If recipients leave the workforce, they may end up applying for Social Security Disability Insurance (SSDI) benefits – a program facing insolvency in 2016 without Congressional action. Policies that help individuals with disabilities remain independent and in the workforce provide benefits to the budget and the economy, in addition to the individuals with disabilities themselves. The SSDI Solutions Initiative co-chaired by former Congressman Jim McCrery and Earl Pomeroy is seeking to identify and promote other policies to further the goal of helping disabled individuals remain in the workforce instead of going on SSDI.

The Congressional Budget Office (CBO) estimates that the ABLE accounts would increase spending by $1.1 billion, due to newly eligible people for low-income programs, and decrease revenue by $0.9 billion over ten years, from the tax-free savings accounts, for a deficit increase of approximately $2 billion. Fortunately, policymakers are abiding by pay-as-you-go (PAYGO) rules, fully offsetting costs over ten years through other spending cuts and tax increases. The proposed bill would cut $1.4 billion of spending and raise $0.6 billion in revenue, so the total bill has no deficit impact.

Major offsets are included in the table below.

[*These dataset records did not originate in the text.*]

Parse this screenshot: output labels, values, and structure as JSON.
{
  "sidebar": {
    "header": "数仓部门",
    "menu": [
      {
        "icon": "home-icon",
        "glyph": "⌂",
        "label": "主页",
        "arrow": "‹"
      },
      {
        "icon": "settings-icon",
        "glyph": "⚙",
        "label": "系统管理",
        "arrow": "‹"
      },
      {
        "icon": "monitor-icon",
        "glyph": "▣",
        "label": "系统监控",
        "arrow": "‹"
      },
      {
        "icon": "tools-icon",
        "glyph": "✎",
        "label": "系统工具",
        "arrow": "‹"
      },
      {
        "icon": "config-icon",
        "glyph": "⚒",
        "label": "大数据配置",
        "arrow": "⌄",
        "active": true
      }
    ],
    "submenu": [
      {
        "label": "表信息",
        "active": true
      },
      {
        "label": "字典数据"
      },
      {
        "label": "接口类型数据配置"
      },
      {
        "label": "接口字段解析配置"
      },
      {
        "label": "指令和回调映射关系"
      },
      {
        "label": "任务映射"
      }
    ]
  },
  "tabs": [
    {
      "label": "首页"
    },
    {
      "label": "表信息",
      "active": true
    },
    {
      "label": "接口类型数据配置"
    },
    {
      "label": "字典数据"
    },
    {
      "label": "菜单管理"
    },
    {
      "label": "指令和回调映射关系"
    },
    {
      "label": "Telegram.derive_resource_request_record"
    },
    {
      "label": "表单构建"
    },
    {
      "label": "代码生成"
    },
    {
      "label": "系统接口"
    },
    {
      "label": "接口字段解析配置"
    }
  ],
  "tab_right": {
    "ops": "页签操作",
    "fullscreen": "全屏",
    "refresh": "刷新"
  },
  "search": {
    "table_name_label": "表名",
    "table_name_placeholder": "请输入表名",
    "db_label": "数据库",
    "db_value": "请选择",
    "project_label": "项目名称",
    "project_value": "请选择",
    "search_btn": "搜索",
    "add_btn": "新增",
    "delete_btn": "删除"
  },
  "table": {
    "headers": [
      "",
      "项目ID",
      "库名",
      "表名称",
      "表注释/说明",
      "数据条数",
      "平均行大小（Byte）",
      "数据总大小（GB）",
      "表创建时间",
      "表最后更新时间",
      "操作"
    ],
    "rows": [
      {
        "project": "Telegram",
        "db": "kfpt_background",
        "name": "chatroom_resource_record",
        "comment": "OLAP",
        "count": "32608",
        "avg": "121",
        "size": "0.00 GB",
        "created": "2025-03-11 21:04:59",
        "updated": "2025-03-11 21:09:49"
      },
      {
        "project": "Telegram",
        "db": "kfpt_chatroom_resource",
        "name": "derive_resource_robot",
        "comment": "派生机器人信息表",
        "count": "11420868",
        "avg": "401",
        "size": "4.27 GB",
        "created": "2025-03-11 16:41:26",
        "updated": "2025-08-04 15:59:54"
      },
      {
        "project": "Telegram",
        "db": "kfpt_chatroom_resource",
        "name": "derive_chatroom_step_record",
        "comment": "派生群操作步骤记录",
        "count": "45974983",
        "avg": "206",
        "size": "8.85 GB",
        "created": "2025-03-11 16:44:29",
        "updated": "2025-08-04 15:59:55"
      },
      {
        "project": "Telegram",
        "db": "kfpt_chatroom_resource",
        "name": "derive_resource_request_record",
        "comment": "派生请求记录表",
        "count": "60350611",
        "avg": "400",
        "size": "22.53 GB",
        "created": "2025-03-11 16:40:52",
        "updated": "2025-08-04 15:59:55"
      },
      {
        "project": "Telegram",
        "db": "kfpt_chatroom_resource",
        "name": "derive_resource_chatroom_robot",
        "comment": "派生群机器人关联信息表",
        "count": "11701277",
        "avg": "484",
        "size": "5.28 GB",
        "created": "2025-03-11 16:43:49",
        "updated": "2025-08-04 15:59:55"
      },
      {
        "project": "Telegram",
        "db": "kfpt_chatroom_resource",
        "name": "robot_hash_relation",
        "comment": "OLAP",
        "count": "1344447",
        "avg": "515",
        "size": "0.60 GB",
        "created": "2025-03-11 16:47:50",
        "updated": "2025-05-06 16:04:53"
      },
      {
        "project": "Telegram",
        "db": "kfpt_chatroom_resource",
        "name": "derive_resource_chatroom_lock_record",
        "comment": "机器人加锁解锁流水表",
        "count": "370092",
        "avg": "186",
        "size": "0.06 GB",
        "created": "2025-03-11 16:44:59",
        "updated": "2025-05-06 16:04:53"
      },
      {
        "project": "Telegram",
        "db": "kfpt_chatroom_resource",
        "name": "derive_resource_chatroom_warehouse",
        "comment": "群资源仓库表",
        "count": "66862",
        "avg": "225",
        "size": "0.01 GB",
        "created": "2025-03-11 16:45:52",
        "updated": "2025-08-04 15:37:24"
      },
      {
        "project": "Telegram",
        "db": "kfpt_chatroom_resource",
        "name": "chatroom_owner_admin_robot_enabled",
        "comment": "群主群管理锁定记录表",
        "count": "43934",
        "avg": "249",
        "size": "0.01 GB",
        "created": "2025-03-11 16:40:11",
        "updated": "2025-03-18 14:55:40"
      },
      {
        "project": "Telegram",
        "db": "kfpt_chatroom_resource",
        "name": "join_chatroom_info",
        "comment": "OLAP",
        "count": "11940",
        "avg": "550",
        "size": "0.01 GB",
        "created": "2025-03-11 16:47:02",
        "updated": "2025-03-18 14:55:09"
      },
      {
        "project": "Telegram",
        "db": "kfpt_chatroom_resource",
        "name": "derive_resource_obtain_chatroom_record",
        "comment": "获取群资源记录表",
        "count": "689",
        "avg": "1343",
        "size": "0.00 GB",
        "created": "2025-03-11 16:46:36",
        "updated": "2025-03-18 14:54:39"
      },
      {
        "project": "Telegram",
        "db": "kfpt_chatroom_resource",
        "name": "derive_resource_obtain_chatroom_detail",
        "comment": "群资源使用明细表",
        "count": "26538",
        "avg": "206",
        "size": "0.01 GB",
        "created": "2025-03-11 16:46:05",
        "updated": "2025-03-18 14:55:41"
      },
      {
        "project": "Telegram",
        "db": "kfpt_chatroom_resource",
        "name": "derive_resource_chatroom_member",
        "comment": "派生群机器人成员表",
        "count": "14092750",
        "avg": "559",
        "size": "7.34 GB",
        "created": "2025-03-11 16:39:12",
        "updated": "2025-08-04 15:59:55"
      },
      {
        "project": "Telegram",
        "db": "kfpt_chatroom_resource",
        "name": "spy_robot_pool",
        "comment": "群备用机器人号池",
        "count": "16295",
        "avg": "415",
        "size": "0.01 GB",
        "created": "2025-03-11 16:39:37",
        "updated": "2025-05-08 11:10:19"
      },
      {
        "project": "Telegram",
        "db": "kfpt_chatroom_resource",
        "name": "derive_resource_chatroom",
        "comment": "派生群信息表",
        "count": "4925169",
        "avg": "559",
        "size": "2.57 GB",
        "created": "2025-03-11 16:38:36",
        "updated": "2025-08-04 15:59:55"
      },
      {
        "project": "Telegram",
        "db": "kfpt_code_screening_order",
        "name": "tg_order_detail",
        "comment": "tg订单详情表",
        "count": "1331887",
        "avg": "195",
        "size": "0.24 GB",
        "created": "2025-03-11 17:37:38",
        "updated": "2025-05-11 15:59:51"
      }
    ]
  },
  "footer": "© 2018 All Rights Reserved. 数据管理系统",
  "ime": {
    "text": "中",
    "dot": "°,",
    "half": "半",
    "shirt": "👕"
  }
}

Ten-Year Budgetary Effect of the ABLE Act
Provision 2015-2024 Cost/Savings (-)
Gross Cost $2 billion
Exempt accounts from resource limits for SSI $0.6 billion
Exempt accounts from resource limits for Medicaid $0.5 billion
Revenue lost from tax-advantaged accounts $0.9 billion
Gross Savings -$2 billion
Total Spending Cuts -$1.4 billion
Align the SSDI-Workers Compensation offset with the current retirement age -$0.2 billion
Lower physician payments for misvalued services one year sooner, in 2016 -$0.4 billion
End payments for in-office ED treatments -$0.4 billion
Delay implementation of oral-only policy under Medicare's payment system for End-Stage Renal Disease (ESRD) from 2023 to 2024 -$0.4 billion
Total Revenue Increases -$0.6 billion
Increase excise tax on fuel used for cargo shipping on inland waterways -$0.3 billion
Index tax penalties to inflation -$0.1 billion
Increase levy on Medicare providers with unpaid taxes -$0.2 billion
Other provisions <-$0.1 billion
Net Effect $0

Source: CBO

Many of the offsets reflect cost saving options that have been around for a while but may not have been considered by Congress were it not for the requirement to offset the costs of legislation. To be clear, these offsets aren't perfect. In particular, while they would cover the costs of the ABLE Act in the first decade, they are too small to cover the costs in future decades – and as a result this legislation would add modestly to the long-term debt. This concern could largely be addressed by implementing the proposed ESRD offset permanently instead of only in 2024. 

Despite these concerns, the ABLE Act is a victory for PAYGO and an example of how public policy making should work. Congress identified a policy it considered high-priority, refined the policy to limit its costs and identified for existing money-saving ideas to pay for it. Absent a commitment to the PAYGO requirement there would have been no incentive for lawmakers to limit the cost of the policy or act on the existing cost savings options used to offset the costs.